Ксантиппа дрожала от радости, растроганная и счастливая, когда Алкивиад при этих словах, медленно и твердо опустив сжатые кулаки, гордо выпрямился и задумчиво смотрел куда-то вдаль. Он заговорил опять вкрадчивым, шутливым тоном:

— Согласится ли тогда Ксантиппа быть моей царицей, возле которой я стану отдыхать от тяжких трудов правления? Моей маленькой тайной царицей? Доброй подругой царя Алкивиада, которая не станет кричать, едва только до нее дотронутся?

Ксантиппа закрыла глаза. Ей пришлось схватиться за стену, чтобы не упасть от головокружения. Прекрасные, неведомые до сих пор картины проносились перед нею, вызванные точно волшебством. Она, хромая Ксантиппа, рядом с Алкивиадом! Тут он прикоснулся к ее руке. Она вздрогнула, и открыла глаза. Но ей опять пришлось опустить веки: стоявший перед нею человек ослеплял ее своей красотою. И ей показалось, что все должны склониться перед ним и непременно, признать его своим властелином. Она уже хотела первая сделать это, но вдруг в ней проснулся гнев; она снова открыла глаза и заговорила:

— Я передам своему мужу то, что предназначалось для него… Мой же ответ вы должны получить немедленно, будущий царь и повелитель! Я, во-первых, за демократию, а кроме того, женщина низшего класса. Кто покушается на нашу свободу, тот не может дорожить какой-нибудь Ксантиппой. Но пусть он также и не называет меня своей подругой!

— Неужели вы такая демократка? Вот уж никак не ожидал! Во всяком случае, это меня радует. Если бы с вами было можно еще поспорить о политике, вы превзошли бы Аспазию привлекательностью, как и без того превосходите ее красотой.

Ксантиппа бросила на него испытующий взгляд. Она чувствовала себя сегодня и молодой, и любящей, и женственной, и сознавала, что это необычное настроение отражается на ее наружности. Конечно, ничего подобного не случилось бы с нею, если бы не ухаживания Алкивиада. Однако молодая женщина чутко уловила фальшь его речей и печально заметила:

— Не станем говорить об этом! Ведь вы лжете. Что вам от меня нужно?

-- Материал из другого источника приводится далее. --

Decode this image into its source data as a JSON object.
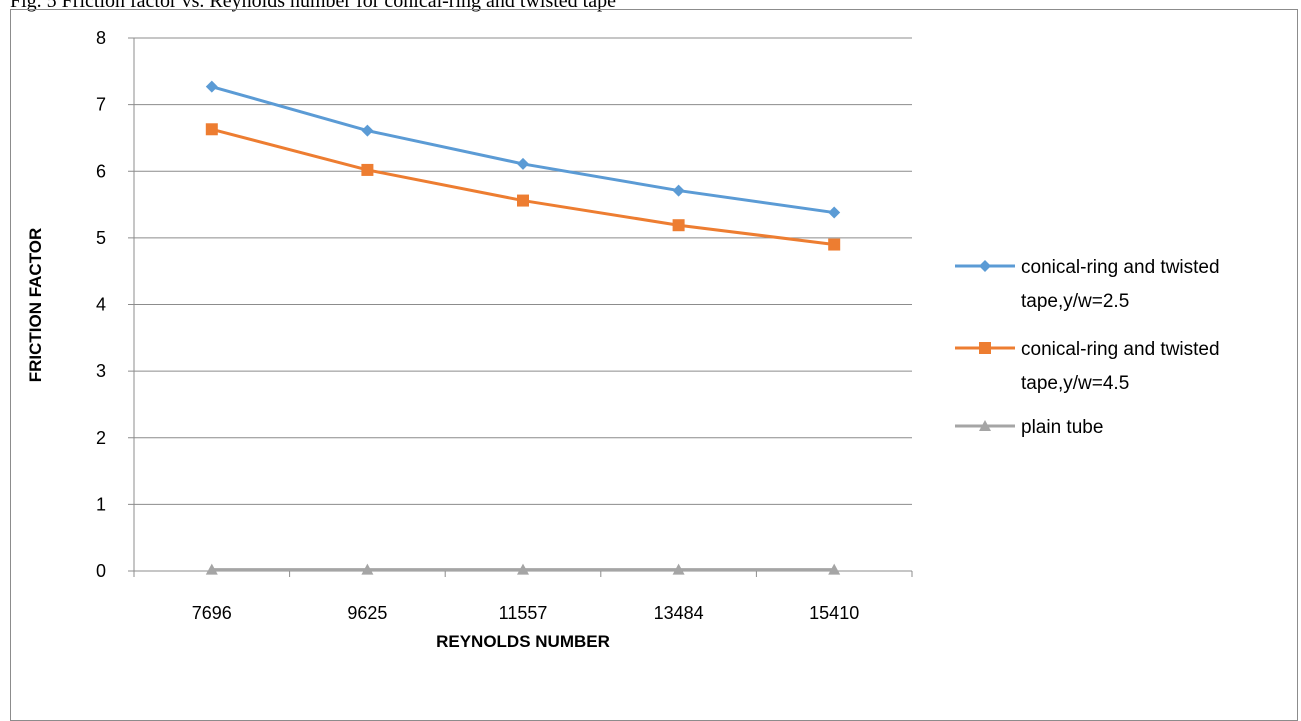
{
  "page": {
    "caption_fragment": "Fig. 5 Friction factor vs. Reynolds number for conical-ring and twisted tape"
  },
  "chart_data": {
    "type": "line",
    "title": "",
    "xlabel": "REYNOLDS NUMBER",
    "ylabel": "FRICTION FACTOR",
    "categories": [
      "7696",
      "9625",
      "11557",
      "13484",
      "15410"
    ],
    "ylim": [
      0,
      8
    ],
    "yticks": [
      0,
      1,
      2,
      3,
      4,
      5,
      6,
      7,
      8
    ],
    "grid": "horizontal",
    "legend_position": "right",
    "series": [
      {
        "name_lines": [
          "conical-ring and twisted",
          "tape,y/w=2.5"
        ],
        "values": [
          7.27,
          6.61,
          6.11,
          5.71,
          5.38
        ],
        "color": "#5b9bd5",
        "marker": "diamond"
      },
      {
        "name_lines": [
          "conical-ring and twisted",
          "tape,y/w=4.5"
        ],
        "values": [
          6.63,
          6.02,
          5.56,
          5.19,
          4.9
        ],
        "color": "#ed7d31",
        "marker": "square"
      },
      {
        "name_lines": [
          "plain tube"
        ],
        "values": [
          0.02,
          0.02,
          0.02,
          0.02,
          0.02
        ],
        "color": "#a5a5a5",
        "marker": "triangle"
      }
    ]
  }
}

Алкивиад пожал плечами и присел опять на край камня. Сердито поигрывая мечом, он произнес, наконец, после некоторой паузы:

— Я всегда лгу, когда говорю о любви, потому что пресытился наслаждениями с пятнадцати лет. Но, право, меня бесит, что я вынужден открывать свое сердце перед бессердечной женщиной, чуждой всякого увлечения! А между тем вы одна будите во мне нечто похожее на чувство молодости. Впрочем, я отложу осаду Ксантиппы до мирного времени. Но вы должны помочь мне перетянуть Сократа на мою сторону, если не ради меня и моей любви, то ради его же собственной пользы.

Ксантиппа вопросительно взглянула на Алкивиада. Политика была ей чужда, однако, если бы Сократ зависел от политических дел, она старательно вникала бы в них. Алкивиад нетерпеливо зашагал опять по тесному сарайчику.

— Наша маленькая страна, — воскликнул он вдруг, — стремится к своей гибели. Скоро на Акрополе будут пастись свиньи. Мне наплевать на нашу демократию, Акрополь мне хотелось бы спасти! В мире все идет вверх дном. Афины будут поглощены, если не сумеют образовать крупное государство. Мне хотелось бы сделать Афины мировой столицей, чтобы не дать свинопасам овладеть вон теми колоннами на гордом холме!

— А мне тогда придется прекратить торговлю мрамором? — спросила Ксантиппа.

— Великие Боги, то ли еще будет! — воскликнул Алкивиад, с нервной торопливостью ставя на прилавок свой блестящий шлем. — Из двух могущественных партий нашего города я должен избрать одну, чтобы основать с ее помощью большое государство. Но обе они одинаково мне противны, потому что обе одинаково неспособны ни к чему. Старые патриции, разжиревшие и глупые, сидят на мешках с деньгами и спрашивают, поднимется ли процентная ставка, если мы овладеем всеми морями до Атлантического океана. С другой стороны, ко мне лезет уличная чернь и, обдавая своим зловонным дыханием, кричит: «А будет ли парадный смотр войскам, когда вы установите мировое владычество Афин?» Ах, как становится гадко в такие минуты! Я не перестаю мыться с тех пор как сделался политиком.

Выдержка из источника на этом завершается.